I think the issue of repatriating profits is especially relevant right now. It is one of the issues that always preoccupy investors. There are more than 700 companies in Uzbekistan in which Russian capital has a share. This is a good figure but we would like the number of such companies to increase, and we want to see them all become livelier, more active. Of course, we also hope to see Uzbekistan invest in the Russian economy.
We need a full-fledged legal and contractual base if we want our investment cooperation to develop. We are already moving in this direction. We will sign special agreements on diplomatic property today. This is an issue we have been working on for some time, and it is good to see that the work has now been completed. We hope that our progress will be faster and more intensive than was the case previously.
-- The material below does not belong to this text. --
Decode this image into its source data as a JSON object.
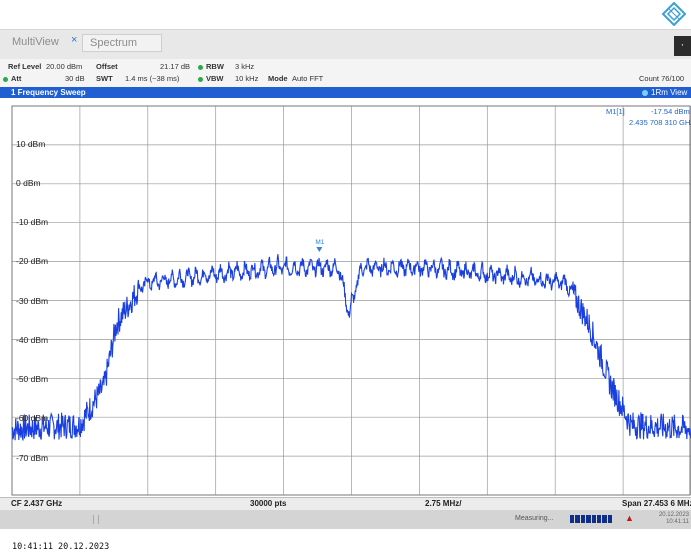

We updated each other fully on various specific areas of our cooperation. I think this was very useful on the personal level and in terms of clarifying our positions. I think that now we will also update each other on cooperation in the aviation sector and make the final decisions.
Of course, our countries need to pay attention not just to economic relations but also to humanitarian cooperation. We think this is particularly important because these areas – things such as support for our national languages and cultural identity — are the kinds of ties that can bind us together over the truly long term. We hope to sign soon a five-year programme for humanitarian cooperation.
There are also more strategic plans we can discuss. We could discuss the idea of holding [cultural exchange] years if this is of interest to our colleagues. We already have experience organising these kinds of events with other countries. I think we could look at holding such events as part of our bilateral relations. This then is our agenda.
I would like to thank Islam Abduganievich for the invitation to make this state visit to Uzbekistan. I think this visit has been a great success so far in that it has given us the opportunity to discuss such a broad range of issues. The President of Uzbekistan is absolutely right in saying that we have accomplished all of this in a very short time.
I am very glad that the first stop on my visit and first location for our talks was Samarkand, a very ancient city that is always a pleasure to visit. Perhaps the very atmosphere there is conducive to a frank exchange of views on all the main issues on the international agenda and in our bilateral relations.
Today, we are continuing our talks in the capital. I hope that the talks in expanded format will also produce results.
Thank you very much for the invitation. We are ready to start work.